Building the Solar Powered Wall

Some of the gear I ordered for the new garden shed has arrived, so I got to work on building my power wall. 

Wall frame:

The first step was to clean up an old steel and aluminium framed table on castors that would provide the base and would keep the batteries up at a reasonable level. 

The table frame had been outside for some time with no top. It was in reasonable condition but had some surface rust. The castors were worn, and had pins welded to the base. 

I initially stripped the rust out, applied some Rust Eater, then later a matching primer. Finally I sprayed the bulk of the frame with some black Rustoleum paint. 

I then removed the castors with an angle grinder, painted the bottom of the legs and allowed to dry. 

The frame itself had a single piece of aluminium tubing and a compromised piece of laminated board holding the sides together. I added and additional brace across the rear bottom made from the same sized aluminium tubing, allowing me to remove the laminated board.

At this point, the frame seems sturdy again, but looking at the top I decided to add an additional brace. The top when I put it on will be sitting along two runs of aluminium tubing far enough apart that I was concerned about how it'd support the weight of potentially 3 batteries, so I decided this was appropriate. 

The wall:

When my last Bunnings order arrived (as opposed to the first which I'm still waiting to have delivered), an 1800x600 pine panel came as part of it. I knocked 100mm out of it given this will be in the lowest part of the garage and will quite likely with the flooring be a tad under 1800mm high. 

I then screwed it into the back of the frame.

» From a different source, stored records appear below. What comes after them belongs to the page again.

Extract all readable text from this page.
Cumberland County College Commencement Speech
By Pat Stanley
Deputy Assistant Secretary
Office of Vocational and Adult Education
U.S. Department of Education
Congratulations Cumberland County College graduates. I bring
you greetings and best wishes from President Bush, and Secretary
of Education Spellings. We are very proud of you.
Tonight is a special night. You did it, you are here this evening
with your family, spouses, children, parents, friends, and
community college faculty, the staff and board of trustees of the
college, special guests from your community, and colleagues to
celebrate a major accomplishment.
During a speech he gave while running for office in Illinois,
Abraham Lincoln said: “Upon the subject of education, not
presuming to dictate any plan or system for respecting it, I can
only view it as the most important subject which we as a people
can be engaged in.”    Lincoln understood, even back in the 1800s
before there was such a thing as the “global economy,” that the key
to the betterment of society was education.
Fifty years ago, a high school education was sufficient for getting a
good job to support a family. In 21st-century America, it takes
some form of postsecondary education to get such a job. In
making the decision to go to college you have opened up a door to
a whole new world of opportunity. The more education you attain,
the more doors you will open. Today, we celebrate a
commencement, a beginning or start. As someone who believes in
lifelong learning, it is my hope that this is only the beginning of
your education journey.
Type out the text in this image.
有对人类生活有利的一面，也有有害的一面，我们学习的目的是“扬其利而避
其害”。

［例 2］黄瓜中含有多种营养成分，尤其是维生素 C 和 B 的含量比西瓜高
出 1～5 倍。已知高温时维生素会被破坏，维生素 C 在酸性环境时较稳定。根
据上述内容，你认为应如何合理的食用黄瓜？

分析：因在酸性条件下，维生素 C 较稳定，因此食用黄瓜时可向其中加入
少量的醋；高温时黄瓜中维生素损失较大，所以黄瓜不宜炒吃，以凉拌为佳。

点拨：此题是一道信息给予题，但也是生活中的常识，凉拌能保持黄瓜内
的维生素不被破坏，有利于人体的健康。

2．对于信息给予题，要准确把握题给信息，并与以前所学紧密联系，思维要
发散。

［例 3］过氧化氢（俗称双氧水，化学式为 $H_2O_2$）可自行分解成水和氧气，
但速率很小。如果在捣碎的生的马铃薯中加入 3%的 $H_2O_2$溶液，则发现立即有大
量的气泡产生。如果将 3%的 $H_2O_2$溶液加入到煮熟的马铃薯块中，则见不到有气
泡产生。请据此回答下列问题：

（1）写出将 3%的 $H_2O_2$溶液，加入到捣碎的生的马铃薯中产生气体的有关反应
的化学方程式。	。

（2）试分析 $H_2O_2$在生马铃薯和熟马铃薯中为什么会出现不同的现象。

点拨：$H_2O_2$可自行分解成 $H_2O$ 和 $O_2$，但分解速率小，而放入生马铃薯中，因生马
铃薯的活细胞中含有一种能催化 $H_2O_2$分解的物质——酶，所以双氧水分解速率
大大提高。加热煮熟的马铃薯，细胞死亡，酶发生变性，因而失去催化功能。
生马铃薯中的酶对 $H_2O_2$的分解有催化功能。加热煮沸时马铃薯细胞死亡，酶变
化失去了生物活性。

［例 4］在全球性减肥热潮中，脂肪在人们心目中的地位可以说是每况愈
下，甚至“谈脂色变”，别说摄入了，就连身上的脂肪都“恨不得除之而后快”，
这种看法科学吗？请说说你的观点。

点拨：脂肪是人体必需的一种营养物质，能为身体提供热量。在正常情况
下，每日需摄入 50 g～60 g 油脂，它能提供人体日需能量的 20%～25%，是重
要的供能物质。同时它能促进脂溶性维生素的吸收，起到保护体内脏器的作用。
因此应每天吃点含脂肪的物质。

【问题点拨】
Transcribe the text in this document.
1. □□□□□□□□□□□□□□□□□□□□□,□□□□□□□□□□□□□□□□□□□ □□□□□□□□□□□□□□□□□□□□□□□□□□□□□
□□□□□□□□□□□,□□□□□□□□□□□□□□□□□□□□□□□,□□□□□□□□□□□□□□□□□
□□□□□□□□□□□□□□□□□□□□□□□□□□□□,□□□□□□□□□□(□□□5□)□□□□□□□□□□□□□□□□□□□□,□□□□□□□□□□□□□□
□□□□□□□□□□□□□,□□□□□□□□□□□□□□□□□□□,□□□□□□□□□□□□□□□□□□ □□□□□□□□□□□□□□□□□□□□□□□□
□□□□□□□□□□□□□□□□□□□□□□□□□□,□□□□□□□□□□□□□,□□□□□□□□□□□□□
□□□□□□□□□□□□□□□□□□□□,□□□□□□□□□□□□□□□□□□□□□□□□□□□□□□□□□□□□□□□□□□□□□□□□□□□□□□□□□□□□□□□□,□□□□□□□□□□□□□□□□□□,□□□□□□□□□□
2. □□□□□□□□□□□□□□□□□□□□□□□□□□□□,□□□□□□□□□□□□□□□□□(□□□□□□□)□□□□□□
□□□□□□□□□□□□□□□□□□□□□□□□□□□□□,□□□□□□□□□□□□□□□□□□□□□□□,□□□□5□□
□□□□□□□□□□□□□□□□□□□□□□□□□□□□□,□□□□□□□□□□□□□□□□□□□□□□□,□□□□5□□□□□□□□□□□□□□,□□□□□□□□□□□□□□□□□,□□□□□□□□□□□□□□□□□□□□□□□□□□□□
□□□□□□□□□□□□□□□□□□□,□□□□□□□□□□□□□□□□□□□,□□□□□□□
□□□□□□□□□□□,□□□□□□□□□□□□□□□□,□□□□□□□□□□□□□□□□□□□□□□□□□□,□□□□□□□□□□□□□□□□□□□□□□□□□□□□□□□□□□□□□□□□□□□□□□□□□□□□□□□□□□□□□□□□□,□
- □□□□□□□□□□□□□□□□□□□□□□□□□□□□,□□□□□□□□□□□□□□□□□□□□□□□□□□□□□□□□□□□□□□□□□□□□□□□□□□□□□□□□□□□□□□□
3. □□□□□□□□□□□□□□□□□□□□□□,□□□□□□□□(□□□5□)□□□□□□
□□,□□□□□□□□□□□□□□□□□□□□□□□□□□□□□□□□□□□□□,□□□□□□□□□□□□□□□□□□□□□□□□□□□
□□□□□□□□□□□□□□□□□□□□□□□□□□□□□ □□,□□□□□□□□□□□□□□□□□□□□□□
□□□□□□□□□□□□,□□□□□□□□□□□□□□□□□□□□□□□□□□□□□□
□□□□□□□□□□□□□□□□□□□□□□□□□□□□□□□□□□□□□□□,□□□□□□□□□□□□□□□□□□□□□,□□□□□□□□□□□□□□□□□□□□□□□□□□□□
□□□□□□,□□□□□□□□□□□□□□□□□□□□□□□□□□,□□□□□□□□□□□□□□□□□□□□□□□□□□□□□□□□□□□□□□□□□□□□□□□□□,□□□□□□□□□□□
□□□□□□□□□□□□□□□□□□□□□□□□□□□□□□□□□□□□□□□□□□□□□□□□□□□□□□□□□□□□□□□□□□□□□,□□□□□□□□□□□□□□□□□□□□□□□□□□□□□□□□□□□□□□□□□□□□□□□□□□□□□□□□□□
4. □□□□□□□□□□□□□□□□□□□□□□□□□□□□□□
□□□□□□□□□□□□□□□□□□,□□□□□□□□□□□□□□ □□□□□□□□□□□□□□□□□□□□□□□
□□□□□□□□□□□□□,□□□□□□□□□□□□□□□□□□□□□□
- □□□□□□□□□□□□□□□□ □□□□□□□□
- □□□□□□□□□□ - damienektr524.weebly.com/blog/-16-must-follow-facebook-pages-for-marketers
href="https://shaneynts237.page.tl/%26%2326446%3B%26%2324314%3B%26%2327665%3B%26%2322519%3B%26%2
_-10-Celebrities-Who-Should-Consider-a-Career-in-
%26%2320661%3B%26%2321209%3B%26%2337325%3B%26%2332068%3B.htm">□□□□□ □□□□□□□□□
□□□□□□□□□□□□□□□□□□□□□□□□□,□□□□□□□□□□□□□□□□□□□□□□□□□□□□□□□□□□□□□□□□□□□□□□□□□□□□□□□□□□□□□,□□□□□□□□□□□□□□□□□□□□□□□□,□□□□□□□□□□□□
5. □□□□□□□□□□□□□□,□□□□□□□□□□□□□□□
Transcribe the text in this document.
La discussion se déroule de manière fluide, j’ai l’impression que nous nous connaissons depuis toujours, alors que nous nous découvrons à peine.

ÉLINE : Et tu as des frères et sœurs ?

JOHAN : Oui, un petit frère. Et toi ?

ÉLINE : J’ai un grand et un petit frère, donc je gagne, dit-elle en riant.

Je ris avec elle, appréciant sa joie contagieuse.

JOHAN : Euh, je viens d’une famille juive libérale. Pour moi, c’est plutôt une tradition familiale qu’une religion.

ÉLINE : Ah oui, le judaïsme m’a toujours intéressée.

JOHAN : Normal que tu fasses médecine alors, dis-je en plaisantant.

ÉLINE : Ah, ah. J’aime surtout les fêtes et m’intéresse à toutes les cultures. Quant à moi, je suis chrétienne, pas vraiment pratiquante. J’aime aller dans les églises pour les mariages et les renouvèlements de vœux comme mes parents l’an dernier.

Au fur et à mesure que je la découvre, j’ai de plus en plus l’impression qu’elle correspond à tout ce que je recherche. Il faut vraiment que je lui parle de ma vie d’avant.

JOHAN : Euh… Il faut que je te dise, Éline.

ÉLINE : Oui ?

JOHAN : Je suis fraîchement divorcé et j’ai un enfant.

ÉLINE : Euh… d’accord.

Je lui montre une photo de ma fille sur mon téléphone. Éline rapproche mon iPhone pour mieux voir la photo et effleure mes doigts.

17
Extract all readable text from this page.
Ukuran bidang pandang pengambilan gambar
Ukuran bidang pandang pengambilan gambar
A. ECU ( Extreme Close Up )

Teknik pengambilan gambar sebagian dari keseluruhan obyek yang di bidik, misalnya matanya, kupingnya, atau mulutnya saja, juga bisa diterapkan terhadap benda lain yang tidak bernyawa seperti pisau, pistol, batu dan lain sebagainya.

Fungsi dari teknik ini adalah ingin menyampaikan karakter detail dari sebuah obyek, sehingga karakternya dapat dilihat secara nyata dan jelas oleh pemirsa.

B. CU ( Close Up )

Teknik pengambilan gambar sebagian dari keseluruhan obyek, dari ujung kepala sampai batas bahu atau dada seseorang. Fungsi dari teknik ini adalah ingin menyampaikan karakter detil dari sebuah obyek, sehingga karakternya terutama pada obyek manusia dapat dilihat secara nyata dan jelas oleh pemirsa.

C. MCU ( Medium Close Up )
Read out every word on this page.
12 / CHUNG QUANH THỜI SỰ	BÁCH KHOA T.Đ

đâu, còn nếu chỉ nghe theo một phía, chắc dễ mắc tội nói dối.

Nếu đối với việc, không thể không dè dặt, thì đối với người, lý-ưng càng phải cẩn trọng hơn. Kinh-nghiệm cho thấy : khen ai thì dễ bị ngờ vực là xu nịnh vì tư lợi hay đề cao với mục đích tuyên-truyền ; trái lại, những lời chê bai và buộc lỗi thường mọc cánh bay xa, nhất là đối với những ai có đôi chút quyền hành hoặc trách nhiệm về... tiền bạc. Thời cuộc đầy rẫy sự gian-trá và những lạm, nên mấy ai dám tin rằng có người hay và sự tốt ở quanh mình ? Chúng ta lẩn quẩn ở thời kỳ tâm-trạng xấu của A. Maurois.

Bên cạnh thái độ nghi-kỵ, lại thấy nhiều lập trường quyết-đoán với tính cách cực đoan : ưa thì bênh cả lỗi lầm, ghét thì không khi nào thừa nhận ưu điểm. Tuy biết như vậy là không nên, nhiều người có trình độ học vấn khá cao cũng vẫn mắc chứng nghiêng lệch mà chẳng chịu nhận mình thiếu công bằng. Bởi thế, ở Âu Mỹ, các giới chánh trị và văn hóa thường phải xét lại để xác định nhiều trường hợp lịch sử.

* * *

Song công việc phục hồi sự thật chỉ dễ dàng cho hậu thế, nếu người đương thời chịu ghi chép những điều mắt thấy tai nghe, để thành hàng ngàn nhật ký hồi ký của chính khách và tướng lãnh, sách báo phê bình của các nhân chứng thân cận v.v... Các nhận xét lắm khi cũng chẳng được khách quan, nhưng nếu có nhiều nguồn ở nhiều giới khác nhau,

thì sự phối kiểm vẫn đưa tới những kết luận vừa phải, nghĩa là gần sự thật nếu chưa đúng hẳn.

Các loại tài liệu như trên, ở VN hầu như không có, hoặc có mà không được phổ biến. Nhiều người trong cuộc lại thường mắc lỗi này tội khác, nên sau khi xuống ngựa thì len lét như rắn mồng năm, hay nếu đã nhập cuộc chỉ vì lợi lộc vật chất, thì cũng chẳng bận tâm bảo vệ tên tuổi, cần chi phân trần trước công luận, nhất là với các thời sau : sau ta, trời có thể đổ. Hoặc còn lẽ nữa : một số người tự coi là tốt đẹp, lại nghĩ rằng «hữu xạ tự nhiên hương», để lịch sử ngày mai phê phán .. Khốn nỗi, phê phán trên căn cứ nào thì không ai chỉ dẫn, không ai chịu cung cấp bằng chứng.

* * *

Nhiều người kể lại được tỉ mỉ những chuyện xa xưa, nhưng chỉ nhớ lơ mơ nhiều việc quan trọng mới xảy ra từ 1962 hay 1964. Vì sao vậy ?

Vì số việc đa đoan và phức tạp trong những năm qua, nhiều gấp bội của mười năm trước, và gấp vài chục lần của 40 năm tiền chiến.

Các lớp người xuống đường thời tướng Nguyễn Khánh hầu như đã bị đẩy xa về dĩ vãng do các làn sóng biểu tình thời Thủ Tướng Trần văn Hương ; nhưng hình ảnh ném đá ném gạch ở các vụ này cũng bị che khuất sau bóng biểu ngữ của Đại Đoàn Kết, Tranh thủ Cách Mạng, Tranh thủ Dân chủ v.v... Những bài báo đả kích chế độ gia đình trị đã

Fairly straight forward.

The breaker box:

A simple 8 pole enclosure is all I've used - 5 x 63A circuit breakers that are really intended just as switches, 1 RCD for the 240v side, and a 240v power meter. 

I put that up so I could start putting wiring into place as components arrive. 

The inverter:

My 2000w inverter arrived yesterday so that wound up on the board and was wired in. 

Connections:

One of the biggest issues with this wiring is the cable size. Everything is being wired for 50A+, so the cable is difficult to work with. 

One of the biggest issues I had with the use of breakers is that they're all single pole and I needed a way to rationally deal with connecting together really thick pieces of cable for the negative side. The few options that exist for joiners are either clunky or expensive. 

In the end, I simple decided to use Anderson plugs. This allows me to modularise everything and really isn't that expensive. Each breaker effectively has an "in" and "out" socket on the rear of the board with the negative side wired between them. 

There is one junction for the negative side - using an old gold terminal from a car sound system that's been in my tool box for the past 20 years. That one allows me to take the negative side of the battery load circuit and split it to the battery protector, inverter and the powerpole circuits. 

I probably could have simplified the whole thing further, but the Anderson plugs are easy enough to work with and heavy duty enough that they should handle a bit over 50A - not that I ever see it hitting that kind of load. 

Up next:

The MPPT controller isn't here yet, so I can't finish tying all of the cabling together. 

The battery protector isn't here, so I can't sort it out either. It's effectively just adding a positive loop going from a breaker that cuts it power, that comes back to the breaker and feeds two circuits (inverter and powerpoles). 

....and I'm awaiting on a couple of 3m runs of 8 B&S cable to finish wiring it all up and getting the battery connectors installed.